You are viewing a plain text version of this content. The canonical link for it is here.
Posted to dev@kafka.apache.org by tombentley <gi...@git.apache.org> on 2017/09/13 15:59:40 UTC

[GitHub] kafka pull request #3848: KAFKA-5692: Change PreferredReplicaLeaderElectionC...

GitHub user tombentley opened a pull request:

    https://github.com/apache/kafka/pull/3848

    KAFKA-5692: Change PreferredReplicaLeaderElectionCommand to use Admin…

    …Client
    
    See also KIP-183.
    
    The contribution is my original work and I license the work to the project under the project's open source license.
    
    This implements the following algorithm:
    
    1. AdminClient sends ElectPreferredLeadersRequest.
    2. KafakApis receives ElectPreferredLeadersRequest and delegates to
       ReplicaManager.electPreferredLeaders()
    3. ReplicaManager delegates to KafkaController.electPreferredLeaders()
    4. KafkaController adds a PreferredReplicaLeaderElection to the EventManager,
    5. ReplicaManager.electPreferredLeaders()'s callback uses the
       delayedElectPreferredReplicasPurgatory to wait for the results of the
       election to appear in the metadata cache. If there are no results
       because of errors, or because the preferred leaders are already leading
       the partitions then a response is returned immediately.
    
    In the EventManager work thread the preferred leader is elected as follows:
    
    1. The EventManager runs PreferredReplicaLeaderElection.process()
    2. process() calls KafkaController.onPreferredReplicaElectionWithResults()
    3. KafkaController.onPreferredReplicaElectionWithResults()
       calls the PartitionStateMachine.handleStateChangesWithResults() to
       perform the election (asynchronously the PSM will send LeaderAndIsrRequest
       to the new and old leaders and UpdateMetadataRequest to all brokers)
       then invokes the callback.
    
    Note: the change in parameter type for CollectionUtils.groupDataByTopic().
    This makes sense because the AdminClient APIs use Collection consistently,
    rather than List or Set. If binary compatiblity is a consideration the old
    version should be kept, delegating to the new version.
    
    I had to add PartitionStateMachine.handleStateChangesWithResults()
    in order to be able to process a set of state changes in the
    PartitionStateMachine *and get back individual results*.
    At the same time I noticed that all callers of existing handleStateChange()
    were destructuring a TopicAndPartition that they already had in order
    to call handleStateChange(), and that handleStateChange() immediately
    instantiated a new TopicAndPartition. Since TopicAndPartition is immutable
    this is pointless, so I refactored it. handleStateChange() also now returns
    any exception it caught, which is necessary for handleStateChangesWithResults()

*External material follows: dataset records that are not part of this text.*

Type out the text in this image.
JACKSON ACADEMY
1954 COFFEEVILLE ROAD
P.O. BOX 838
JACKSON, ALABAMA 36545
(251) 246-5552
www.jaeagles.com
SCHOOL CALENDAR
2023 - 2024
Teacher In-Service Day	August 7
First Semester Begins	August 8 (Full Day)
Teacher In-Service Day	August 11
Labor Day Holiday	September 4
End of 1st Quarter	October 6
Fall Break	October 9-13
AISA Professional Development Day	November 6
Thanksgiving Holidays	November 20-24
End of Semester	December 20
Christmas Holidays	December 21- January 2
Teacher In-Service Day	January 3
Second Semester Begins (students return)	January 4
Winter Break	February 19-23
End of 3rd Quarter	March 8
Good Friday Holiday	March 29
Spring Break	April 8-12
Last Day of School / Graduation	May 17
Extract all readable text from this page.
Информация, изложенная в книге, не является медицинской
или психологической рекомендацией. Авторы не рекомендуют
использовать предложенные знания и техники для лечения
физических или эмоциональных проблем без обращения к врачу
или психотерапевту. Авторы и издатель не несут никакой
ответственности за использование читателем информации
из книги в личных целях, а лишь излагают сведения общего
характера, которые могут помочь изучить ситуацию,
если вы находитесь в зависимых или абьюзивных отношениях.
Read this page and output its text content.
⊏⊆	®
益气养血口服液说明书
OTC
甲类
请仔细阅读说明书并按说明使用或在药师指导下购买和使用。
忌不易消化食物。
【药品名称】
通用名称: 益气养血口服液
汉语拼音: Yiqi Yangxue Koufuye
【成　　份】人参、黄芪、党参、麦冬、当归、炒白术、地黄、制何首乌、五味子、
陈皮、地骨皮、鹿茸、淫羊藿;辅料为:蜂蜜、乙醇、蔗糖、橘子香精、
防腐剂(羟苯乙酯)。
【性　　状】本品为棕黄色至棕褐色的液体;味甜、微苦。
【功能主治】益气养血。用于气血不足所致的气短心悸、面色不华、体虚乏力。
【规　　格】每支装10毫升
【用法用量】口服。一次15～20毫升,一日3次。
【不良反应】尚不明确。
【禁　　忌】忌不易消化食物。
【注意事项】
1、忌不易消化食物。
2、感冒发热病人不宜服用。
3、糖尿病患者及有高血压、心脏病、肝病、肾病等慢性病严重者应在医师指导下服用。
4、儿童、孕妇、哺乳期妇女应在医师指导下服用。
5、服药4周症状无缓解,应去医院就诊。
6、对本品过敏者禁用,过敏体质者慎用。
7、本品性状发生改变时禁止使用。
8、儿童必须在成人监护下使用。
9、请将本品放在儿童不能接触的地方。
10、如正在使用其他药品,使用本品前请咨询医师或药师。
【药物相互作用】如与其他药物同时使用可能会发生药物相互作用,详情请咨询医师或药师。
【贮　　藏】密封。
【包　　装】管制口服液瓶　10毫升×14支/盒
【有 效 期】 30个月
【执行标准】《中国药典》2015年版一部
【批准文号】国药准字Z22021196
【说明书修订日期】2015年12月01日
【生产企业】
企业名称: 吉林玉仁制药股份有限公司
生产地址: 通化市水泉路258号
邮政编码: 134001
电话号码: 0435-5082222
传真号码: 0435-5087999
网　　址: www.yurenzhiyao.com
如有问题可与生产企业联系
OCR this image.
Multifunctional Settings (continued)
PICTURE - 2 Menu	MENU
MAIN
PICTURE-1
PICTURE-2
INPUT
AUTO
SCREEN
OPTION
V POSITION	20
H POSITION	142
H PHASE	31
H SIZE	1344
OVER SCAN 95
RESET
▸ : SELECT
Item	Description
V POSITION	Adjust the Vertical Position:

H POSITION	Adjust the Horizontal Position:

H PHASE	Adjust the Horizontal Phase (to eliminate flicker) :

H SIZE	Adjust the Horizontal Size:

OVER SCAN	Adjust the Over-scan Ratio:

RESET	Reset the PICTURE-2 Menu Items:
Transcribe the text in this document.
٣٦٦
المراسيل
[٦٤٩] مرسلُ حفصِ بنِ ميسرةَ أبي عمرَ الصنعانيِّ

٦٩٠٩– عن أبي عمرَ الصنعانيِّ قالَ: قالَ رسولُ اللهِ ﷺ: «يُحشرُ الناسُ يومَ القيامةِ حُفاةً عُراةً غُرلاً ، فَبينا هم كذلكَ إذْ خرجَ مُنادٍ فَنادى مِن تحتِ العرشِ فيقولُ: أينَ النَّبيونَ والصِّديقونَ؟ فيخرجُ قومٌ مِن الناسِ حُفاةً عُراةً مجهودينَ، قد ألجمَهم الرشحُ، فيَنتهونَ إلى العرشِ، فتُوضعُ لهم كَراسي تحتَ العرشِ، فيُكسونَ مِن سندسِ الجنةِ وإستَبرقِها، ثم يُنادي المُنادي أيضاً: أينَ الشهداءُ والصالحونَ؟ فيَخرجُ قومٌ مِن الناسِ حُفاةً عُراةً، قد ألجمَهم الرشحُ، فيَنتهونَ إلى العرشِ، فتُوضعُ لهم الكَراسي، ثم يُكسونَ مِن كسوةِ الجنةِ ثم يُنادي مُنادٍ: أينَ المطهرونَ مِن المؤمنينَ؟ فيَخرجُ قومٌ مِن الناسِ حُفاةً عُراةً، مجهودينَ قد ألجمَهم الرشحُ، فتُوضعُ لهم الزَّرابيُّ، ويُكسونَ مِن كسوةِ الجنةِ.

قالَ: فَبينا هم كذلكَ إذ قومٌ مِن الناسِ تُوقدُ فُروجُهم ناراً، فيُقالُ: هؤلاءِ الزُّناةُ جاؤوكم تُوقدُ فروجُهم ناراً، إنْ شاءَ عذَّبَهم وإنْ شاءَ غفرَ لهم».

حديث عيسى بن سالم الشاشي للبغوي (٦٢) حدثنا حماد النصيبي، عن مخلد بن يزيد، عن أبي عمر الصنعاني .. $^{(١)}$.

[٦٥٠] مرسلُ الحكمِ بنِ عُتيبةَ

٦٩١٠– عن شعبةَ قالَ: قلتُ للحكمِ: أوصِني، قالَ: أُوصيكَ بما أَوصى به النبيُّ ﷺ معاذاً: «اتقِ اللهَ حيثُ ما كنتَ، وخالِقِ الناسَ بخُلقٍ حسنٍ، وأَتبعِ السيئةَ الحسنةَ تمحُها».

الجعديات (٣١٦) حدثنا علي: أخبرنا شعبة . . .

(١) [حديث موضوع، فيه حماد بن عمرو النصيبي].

You can merge this pull request into a Git repository by running:

    $ git pull https://github.com/tombentley/kafka KAFKA-5692-elect-preferred

Alternatively you can review and apply these changes as the patch at:

    https://github.com/apache/kafka/pull/3848.patch

To close this pull request, make a commit to your master/trunk branch
with (at least) the following in the commit message:

    This closes #3848
    
----
commit 6b9bf178049e1eedfb5f07771cc3c595c02484d9
Author: Tom Bentley <tb...@redhat.com>
Date:   2017-09-06T14:39:24Z

    KAFKA-5692: Change PreferredReplicaLeaderElectionCommand to use AdminClient
    
    See also KIP-183.
    
    This implements the following algorithm:
    
    1. AdminClient sends ElectPreferredLeadersRequest.
    2. KafakApis receives ElectPreferredLeadersRequest and delegates to
       ReplicaManager.electPreferredLeaders()
    3. ReplicaManager delegates to KafkaController.electPreferredLeaders()
    4. KafkaController adds a PreferredReplicaLeaderElection to the EventManager,
    5. ReplicaManager.electPreferredLeaders()'s callback uses the
       delayedElectPreferredReplicasPurgatory to wait for the results of the
       election to appear in the metadata cache. If there are no results
       because of errors, or because the preferred leaders are already leading
       the partitions then a response is returned immediately.
    
    In the EventManager work thread the preferred leader is elected as follows:
    
    1. The EventManager runs PreferredReplicaLeaderElection.process()
    2. process() calls KafkaController.onPreferredReplicaElectionWithResults()
    3. KafkaController.onPreferredReplicaElectionWithResults()
       calls the PartitionStateMachine.handleStateChangesWithResults() to
       perform the election (asynchronously the PSM will send LeaderAndIsrRequest
       to the new and old leaders and UpdateMetadataRequest to all brokers)
       then invokes the callback.
    
    Note: the change in parameter type for CollectionUtils.groupDataByTopic().
    This makes sense because the AdminClient APIs use Collection consistently,
    rather than List or Set. If binary compatiblity is a consideration the old
    version should be kept, delegating to the new version.
    
    I had to add PartitionStateMachine.handleStateChangesWithResults()
    in order to be able to process a set of state changes in the
    PartitionStateMachine *and get back individual results*.
    At the same time I noticed that all callers of existing handleStateChange()
    were destructuring a TopicAndPartition that they already had in order
    to call handleStateChange(), and that handleStateChange() immediately
    instantiated a new TopicAndPartition. Since TopicAndPartition is immutable
    this is pointless, so I refactored it. handleStateChange() also now returns
    any exception it caught, which is necessary for handleStateChangesWithResults()

----


---